5th Cultural Routes Annual Advisory Forum

Aranjuez, Spain, 29-30 October 2015

Networking for culture and heritage: the Council of Europe’s Cultural Routes - Making transnational connections work

The 5th Annual Advisory Forum was co-organised by the Enlarged Partial Agreement on Cultural Routes of the Council of Europe (EPA), the Ministry for Education, Culture and Sport of Spain, and the European Institute of Cultural Routes in Luxembourg.

The exchanges and discussions held in four thematic workshops contributed to further progress and to identifying and elaborating strategies for the future. Their follow-up have been examined at the 2016 Advisory Forum in Vilnius.

Workshop n.1

The role of international organisations in supporting transnational Cultural Routes initiatives

Participants stressed the importance of finding synergies and avoiding duplication at the international level through joint activities allowing each organisation to contribute to action according to its specific missions, scope and competencies, and encouraged interaction on the ground where UNESCO world heritage sites coincide with cultural routes. A request was made that that donor organisations give due consideration to the Cultural Routes certification in their funding programmes.

Workshop n.2

Tourism promotion of Cultural Routes

This workshop asked the Council of Europe to give due consideration to the communication and promotion of the Cultural Routes programme as a “brand of quality” for all aspects of tourism-related activity.
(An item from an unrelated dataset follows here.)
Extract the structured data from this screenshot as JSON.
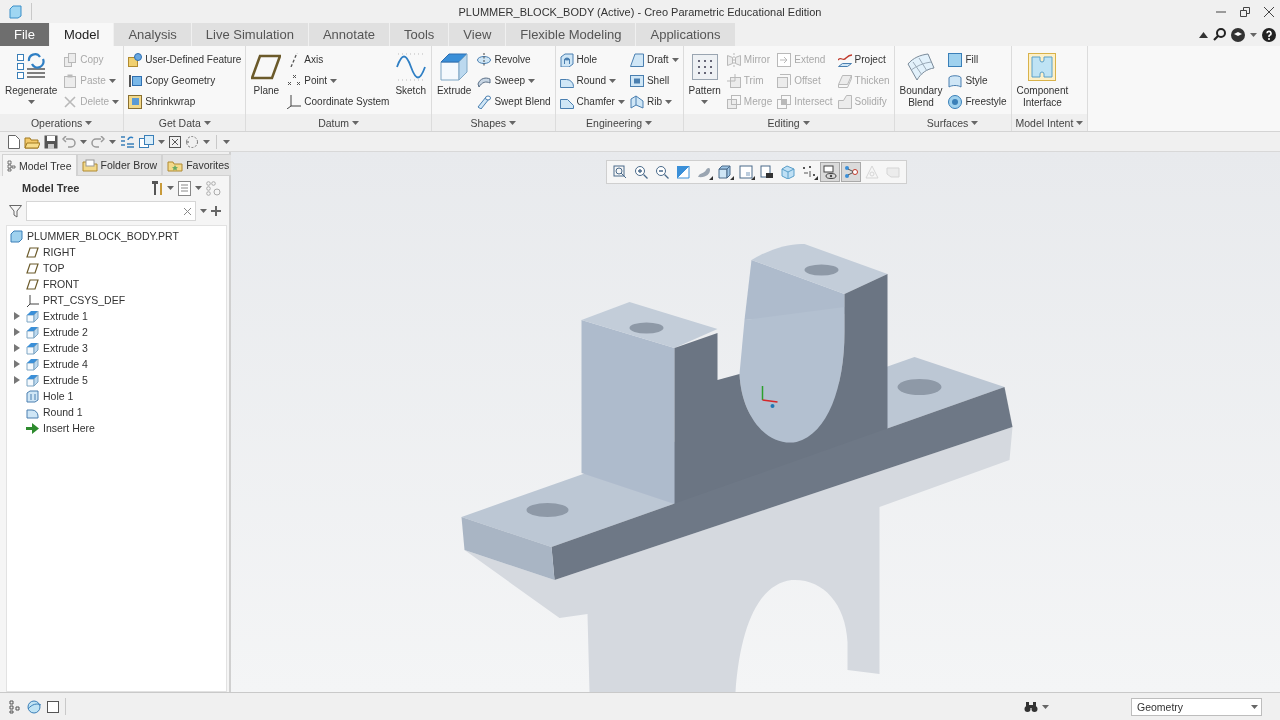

The Council of Europe was asked to consider including a criterion of environmental sustainability as a part of the evaluation of certified routes and candidate projects, and the EICR was encouraged to seek further potential partnerships in the area of sustainable tourism.

Workshop n.3

Young people’s role and involvement in all aspects of the development and communication of Cultural Routes, including the preservation and management of cultural heritage

Participants stressed the importance of cooperation with other Council of Europe youth-related activities, and of the adaptation of activities to new publics and new ways of travelling and visiting, in particular through new technologies and new media. A call was made for the setting-up of a platform for exchange between young people, including an academic database of studies and research, and that the youth dimension be a permanent feature of the annual advisory forums.

Workshop n.4

Democracy and Cultural Routes – cross-cutting participation at local and international levels

Underlining the need for activities to ensure accessibility to culture for the broadest possible public, participants asked the programme’s stakeholders to define, establish and maintain governance tools and formal or informal structures to ensure bottom-up democratic participation, shared responsibilities and efficient governance. Partnerships between the different actors of the programme were strongly encouraged, including, for instance, between cultural routes scientific committees. The workshop underlined the need for the Cultural Routes programme to interact with UNESCO and its advisory bodies.

 

The Forum was attended by representatives of the 33 certified Cultural Routes of the Council of Europe and candidate projects from all over Europe, representatives from Member States of the EPA, International Organisations (European Union, UNWTO, ICOMOS), NGOs, local and regional authorities, universities and professionals in the sector of cultural tourism.

The Forum’s conclusions are set out in the Aranjuez Declaration adopted by participants at the close of the sessions, which takes stock of the achievements since the 2014 Forum in Baku and sets new goals for the future activities of the Cultural Routes of the Council of Europe Programme.